Um “geekbus” para incentivar novos horizontes

Espaços makers móveis podem seguir diferentes estratégias. Alguns focam em atividades depois do horário da escola ou durante as férias, enquanto outros oferecem oportunidades durante o dia escolar. Eles podem ser de propriedade das próprias escolas ou resultado de parcerias realizadas com organizações sem fins lucrativos.

O Geekbus, iniciativa realizada em San Antonio, Texas, por uma organização sem fins lucrativos, visita escolas na cidade ou nos arredores desde 2014, proporcionando sessões mão na massa a pequenos grupos de alunos que duram cerca de duas horas. O objetivo é expor as crianças de comunidades de baixa renda a possíveis caminhos de carreira que talvez não tenham tido conhecimento até então.

83% dos estudantes atendidos pelo ônibus frequentam escolas públicas ou que tenham alta porcentagem de estudantes de famílias de baixa renda. A composição dos participantes varia de acordo com a sessão: às vezes, a escola seleciona estudantes com base em nível ou classe; em outras, recompensam estudantes com notas especialmente altas ou escolhe estudantes que tenham um mau desempenho na tentativa de ajudá-los a descobrir algum talento oculto.

O Geekbus pretende manter um índice de 50-50 entre estudantes do sexo masculino e feminino. A ideia a alterar o cenário atual – segundo pesquisas, menos de um quarto de todos os empregos de STEM nos Estados Unidos são ocupados por mulheres, uma vez que, a partir dos seis anos de idade, meninas já são induzidas à ideia de que “garotos são mais brilhantes”.

O verdadeiro objetivo: uma mudança de mentalidade

O STE(A)M (Science, Techonology, Arts and Math) Truck, de Atlanta, adota uma abordagem ligeiramente diferente. Mais que expor jovens a potenciais carreiras, o caminhão tem como objetivo principal estimular os educadores a pensar em novas formas de ensinar ciência, tecnologia, engenharia, matemática e artes na sala de aula. Os trabalhadores do caminhão incluem educadores experientes, mentores tecnológicos e artistas. “O caminhão foi projetado para transformar o ensino e a aprendizagem”, ressalta Jason Martin, diretor executivo do STE(A)M Truck.

Entre as escolas atendidas pelo caminhão está a KIPP West Atlanta Young Scholars Academy. 90% de seus alunos são provenientes de famílias de baixa renda e o financiamento escolar para educação STEM é escasso. “Para nós, contratar um professor de STEM em tempo integral é um sonho distante”, lamenta Ho-Sang, diretor da escola.
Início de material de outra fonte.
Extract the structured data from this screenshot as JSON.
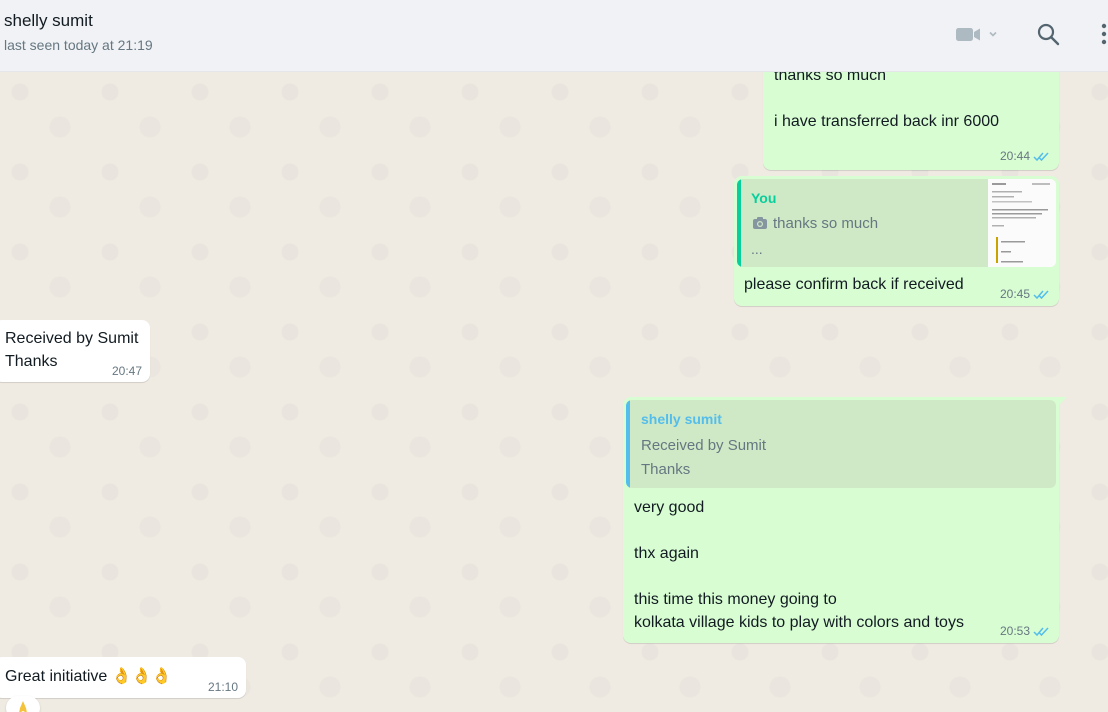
{
  "header": {
    "contact_name": "shelly sumit",
    "last_seen": "last seen today at 21:19",
    "icons": [
      "video-call-icon",
      "chevron-down-icon",
      "search-icon",
      "menu-icon"
    ]
  },
  "colors": {
    "outgoing_bubble": "#d9fdd3",
    "incoming_bubble": "#ffffff",
    "read_ticks": "#53bdeb",
    "quote_you": "#06cf9c",
    "quote_contact": "#53bdeb",
    "chat_background": "#efeae2"
  },
  "messages": [
    {
      "direction": "outgoing",
      "text": "thanks so much\n\ni have transferred back inr 6000",
      "time": "20:44",
      "status": "read"
    },
    {
      "direction": "outgoing",
      "quote": {
        "author": "You",
        "text": "thanks so much",
        "ellipsis": "...",
        "has_photo": true
      },
      "text": "please confirm back if received",
      "time": "20:45",
      "status": "read"
    },
    {
      "direction": "incoming",
      "text": "Received by Sumit\nThanks",
      "time": "20:47"
    },
    {
      "direction": "outgoing",
      "quote": {
        "author": "shelly sumit",
        "text": "Received by Sumit\nThanks"
      },
      "text": "very good\n\nthx again\n\nthis time this money going to\nkolkata village kids to play with colors and toys",
      "time": "20:53",
      "status": "read"
    },
    {
      "direction": "incoming",
      "text": "Great initiative 👌👌👌",
      "time": "21:10"
    }
  ]
}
Para ajudar escolas com restrições orçamentais similares a incorporar o STEAM ao currículo, o caminhão trabalha com cerca de cinco professores do ensino fundamental e médio no decorrer de 20 dias. Essas sessões são precedidas de meses de reuniões com diretores e educadores para adaptar o programa às necessidades de cada escola. O objetivo é deixar uma marca que permaneça por muito tempo depois que o caminhão acelerar para o próximo destino. “Não queremos deixar como legado apenas ferramentas e tecnologia, mas, sim, uma mudança de mentalidade”, diz Jason Martin. “Após a experiência no caminhão maker, esperamos que os professores tenham uma mentalidade diferente e vejam além de como as coisas são tradicionalmente feitas.”

Expedição Pará: no Brasil também é possível

O MundoMaker acredita fortemente que é possível transportar a experiência maker móvel para o Brasil. No ano passado, vivenciamos a ideia de perto: entre os dias 13 de junho e 27 de agosto, instituições de ensino de diferentes estados receberam a visita do Truck MundoMaker, um laboratório maker sobre rodas, equipado com materiais e ferramentas diversas que iam de fita crepe e placas de acrílico a impressora 3D, cortadora a laser e wi-fi.

A expedição ofereceu às instituições o contato com a prática da aprendizagem criativa: desenvolver projetos significativos para os jovens, levando em consideração o diálogo entre os pares, a criatividade, o respeito, o pensamento crítico, o planejamento, a resiliência e a possibilidade de errar como parte do processo de aprendizagem.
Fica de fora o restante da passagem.